Have you ever asked yourself why you belong to a particular service on the web? Perhaps you are the type of person that belongs to every single one, and so maybe a better question for you would be, why do you use one more than another?

I recently gave Pownce a spin for a few days and I really like it. Being that I do not use the SMS features on Twitter, I actually like Pownce much better than Twitter. I’m not going to dive into all of the reasons I like Pownce better because that doesn’t matter. What matters is that I am being forced to use Twitter over Pownce, sorta, because of "community pressure".

Here is the breakdown of community pressure as I see it. There are a few reasons why we use services that, even though we like a different one, we still use the service.

 

 

  • All of our friends are on the service.

 

 

  • There is more activity on the service.

 

 

  • Everyone uses the service.

 

 

All of our friends are on the service. This is a pretty compelling reason to use any service really. If everyone you "know" is using that particular service, you’re bound to check it out and be part of the action. If the only reason you use Twitter is to keep up with what your friends are doing, and not because you like it more than another service that offers the same features, then you fall into this particular facet of community pressure.
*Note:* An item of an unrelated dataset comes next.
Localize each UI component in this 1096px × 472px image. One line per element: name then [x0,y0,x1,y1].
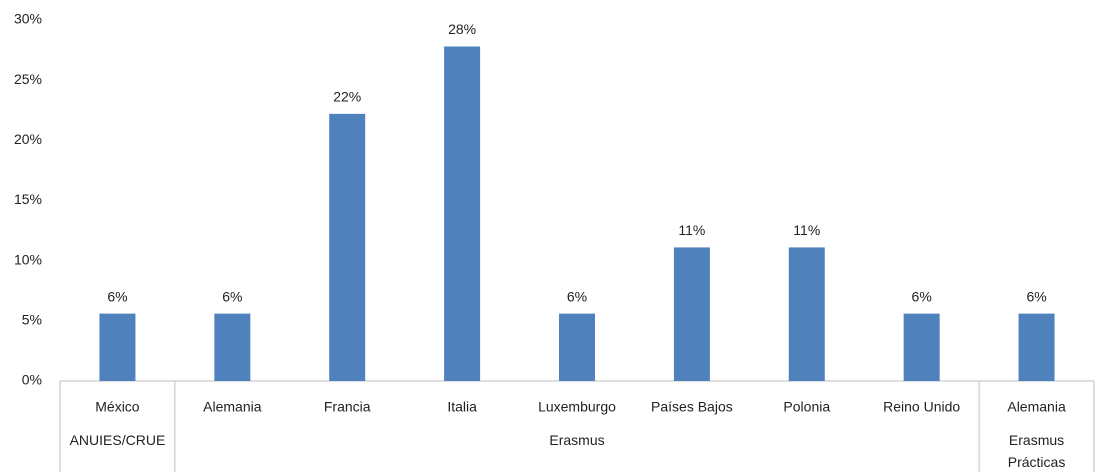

There is more activity on the service. Nearly everyone of my "friends" on Twitter has a Pownce account. Yet, they don’t use it. So, it isn’t a matter of them not knowing about Pownce, it is more about them not actually using the account they created. Why? Probably because everyone that has a Twitter account is using it right now. The activity is contagious and spurs more activity.

I have yet to meet anyone that says that Pownce doesn’t do something that they want it to, or, that it is inferior to Twitter in anyway. (With the exception of SMS, of course.) I believe that if everyone with a Pownce account shifted their daily activities from Twitter to Pownce at the same time, that the reverse could be said for Twitter that is being said now about Pownce, that it is a ghost town. It is all about the activity.

Everyone uses the service. This may not fit with the Twitter / Pownce scenario as well as it does with the YouTube / (everyone else) scenario. Here is a quote from a recent article by Ryan Carson of Carsonified that he wrote about using YouTube to promote your message.

"I’d rather use Vimeo because it’s beautiful, but the truth is there’s a lot more people on YouTube. If you compare 90 views on Vimeo to 10,367 on YouTube there’s just no comparison." — How to use YouTube to get your message out

Ryan expresses that he actually likes Vimeo more than YouTube, but it doesn’t matter because his goal of reaching as many people as possible is better accomplished using YouTube. I like Pownce more than I do Twitter, but it doesn’t matter, if I want to be part of the conversation I am forced to use Twitter because that is where the conversation is happening.

I’m still not sure what the solution to community pressure is or even if there is one. You can’t fight trends. Being "first to market" is still one of the largest advantages in any industry, period. Even when teams like Pownce and Viddler innovate in ways that previous teams doing similar things have never done, they still end up with the same challenge of gaining market share by "stealing" it away from those that may have it simply because they were first, not because their the best.

Then again, these shifts usually happen over long periods of time. Fads don’t change in one year, but have patterns over decades. The Internet is a different beast, where it seems like these patterns have a much shorter wave-length, but they do change, and it is possible to find niches. I’m looking forward to the point where all services are so wide open, and applications are at the end-points, and which service you use no longer becomes as relevant. But that may yet be a little ways off.

Why do you use the services that you do?